Friday, September 3, 2010

Education Started

I have started my education with reading the book 'The Story of the Palatines, An Episode in Colonial History' by Stanford H. Cobb. The story was written in 1897 and published in 1988 by Heritage Books.

One thing I have noticed is that they sure wrote funny in 1897. Sometimes I have to re-read a passage to get the gist, at first read it seems in the negative with the words that were used, but in reality it was on a positive note. Maybe that was just the tired brain syndrome, but I will let you know.

In the introduction he says that the Palatines were overlooked because many thought of them as paupers and not worthy of note.

I had marked two passage last night that I thought were worth sharing.

"The volume of it was very remarkable. The doors of the Palatinate seemed to be set open wide, and through them poured for forty years an almost continuous stream of emigrants, their faces set steadfastly towards America. There was nothing else like it in the colonial period, for numbers and steadiness of inflow. There were nearly three thousand of these people in the company landed in New York in June and July of 1710. Though the arrivals in port of the ships bringing them were at intervals through five weeks, stormy seas having separated the vessels, yet the company was one, and sailed as such from England under one command and with one destination.
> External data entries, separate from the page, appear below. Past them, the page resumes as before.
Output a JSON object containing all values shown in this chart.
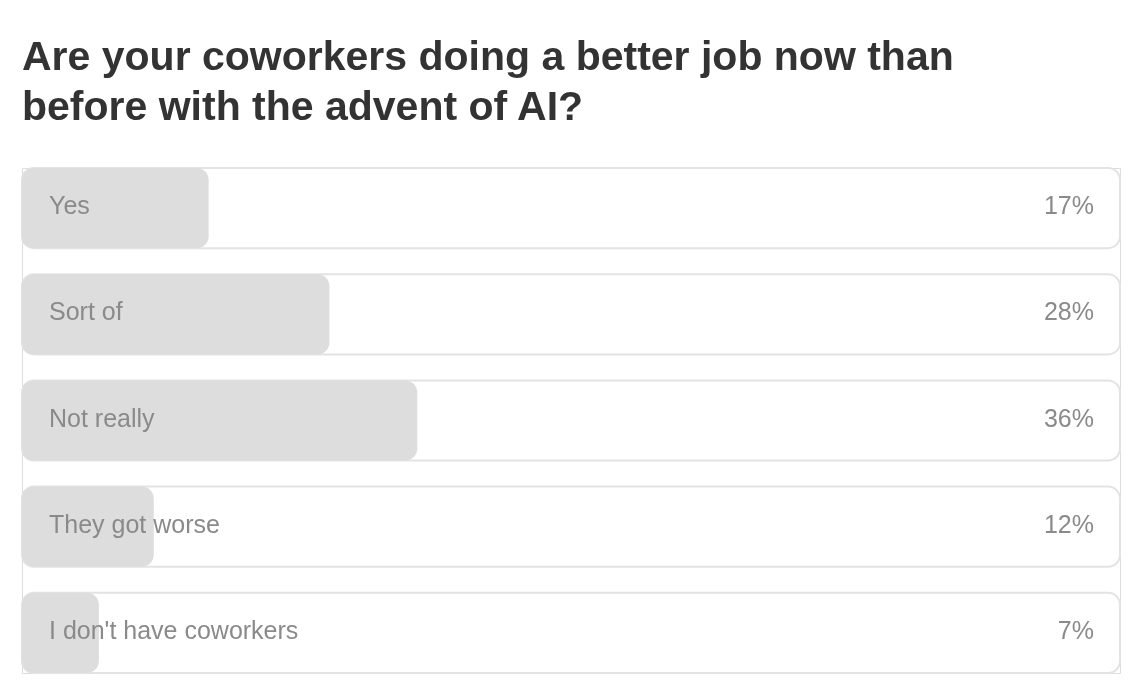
{
  "chart_data": {
    "type": "bar",
    "orientation": "horizontal",
    "title": "Are your coworkers doing a better job now than before with the advent of AI?",
    "categories": [
      "Yes",
      "Sort of",
      "Not really",
      "They got worse",
      "I don't have coworkers"
    ],
    "values": [
      17,
      28,
      36,
      12,
      7
    ],
    "value_labels": [
      "17%",
      "28%",
      "36%",
      "12%",
      "7%"
    ],
    "color": "#dddddd",
    "xlim": [
      0,
      100
    ],
    "tick_labels": false
  }
}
This was the largest single company of immigrants to this country until long after the Revolution."

AND

"Equally unexampled in the history of our colonial period is the story of the privation, distress, fraud, and cruel disappointment to which were subjected that large immigration to New York in I 7 10. Their experience was utterly unlike that of all other bodies of colonists."

Sounds like the beginning of a great drama, Privation, distress, fraud and cruel disappointment!